La combinaison des énergies renouvelables, de la sobriété et de l’efficacité énergétique est un choix bien plus sûr. Si l’on associe le potentiel de ces trois éléments, la demande énergétique mondiale totale pourrait être réduite d’un quart d’ici à 2030. Les mesures d’efficacité énergétique représenteraient la moitié ou les trois quarts des économies d’énergie totales, les énergies renouvelables fournissant le reste. Cela pourrait avoir d’énormes répercussions sur la protection du climat, les combustibles fossiles étant les premiers responsables du réchauffement climatique.

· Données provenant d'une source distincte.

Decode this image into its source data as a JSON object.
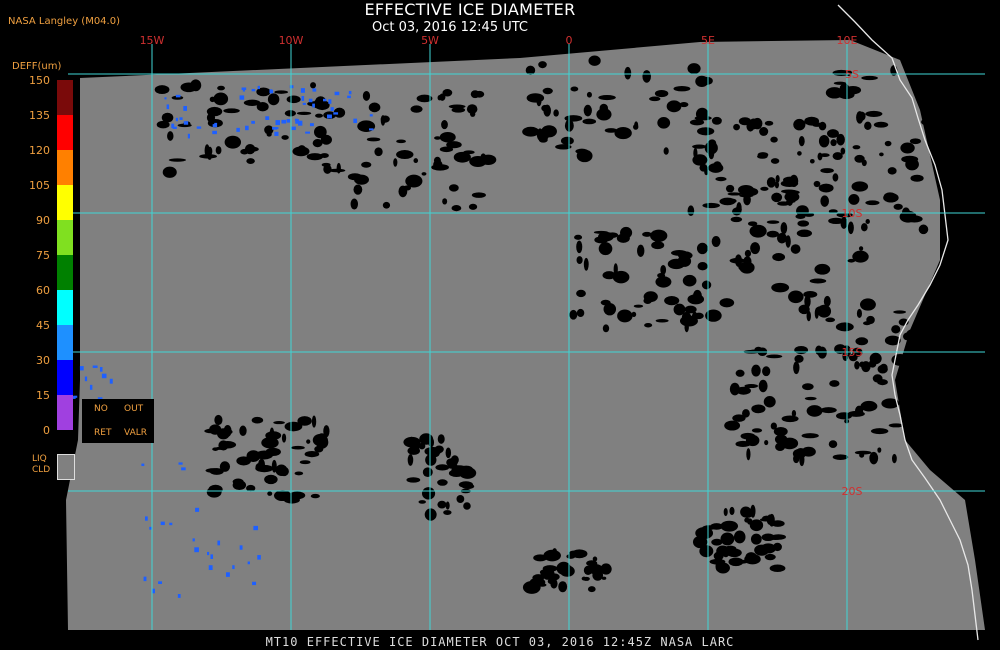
{
  "header": {
    "title": "EFFECTIVE ICE DIAMETER",
    "subtitle": "Oct 03, 2016 12:45 UTC",
    "credit": "NASA Langley (M04.0)"
  },
  "map": {
    "lon_labels": [
      "15W",
      "10W",
      "5W",
      "0",
      "5E",
      "10E"
    ],
    "lat_labels": [
      "5S",
      "10S",
      "15S",
      "20S"
    ],
    "grid_color": "#3fd6d6",
    "label_color": "#d03030",
    "cloud_color": "#808080"
  },
  "legend": {
    "title": "DEFF(um)",
    "ticks": [
      "150",
      "135",
      "120",
      "105",
      "90",
      "75",
      "60",
      "45",
      "30",
      "15",
      "0"
    ],
    "colors": [
      "#7a0a0a",
      "#ff0000",
      "#ff8000",
      "#ffff00",
      "#80e020",
      "#008000",
      "#00ffff",
      "#1e90ff",
      "#0000ff",
      "#a040e0"
    ],
    "no_ret_1": "NO",
    "no_ret_2": "RET",
    "out_valr_1": "OUT",
    "out_valr_2": "VALR",
    "liq_1": "LIQ",
    "liq_2": "CLD"
  },
  "footer": "MT10  EFFECTIVE ICE DIAMETER   OCT 03, 2016 12:45Z   NASA LARC"
}
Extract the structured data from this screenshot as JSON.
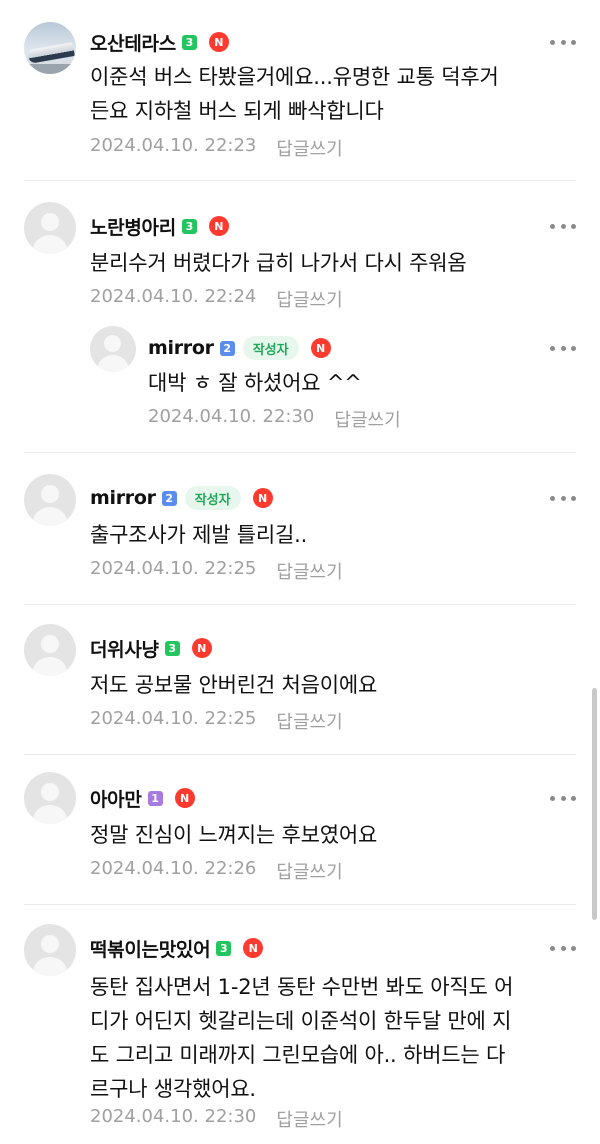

En les associant à des politiques encourageant la sobriété énergétique et les économies d’énergie, une transition rapide et équitable vers les énergies renouvelables est possible. Augmenter la capacité en énergies renouvelables est bien plus rapide que construire de nouvelles infrastructures pour les combustibles fossiles ou de nouveaux réacteurs nucléaires. Au Royaume-Uni, il faut en moyenne 28 ans pour développer un nouveau puits de pétrole, contre deux ans pour construire une ferme solaire. En France, il faut compter entre 15 à 20 ans entre la décision de construire un réacteur et sa mise en service effective. Le fiasco de l’EPR de Flamanville en est l’illustration parfaite. Si le monde investit dans davantage d’énergies renouvelables, celles-ci deviendront une option encore moins chère et plus viable.
C’est l’occasion pour les gouvernements de rompre le cycle destructeur des énergies fossiles et d’opérer une transition vers un avenir vert et pacifique. Ils doivent agir pour la paix et pour le climat en opérant une transition vers des énergies efficaces et renouvelables le plus rapidement possible.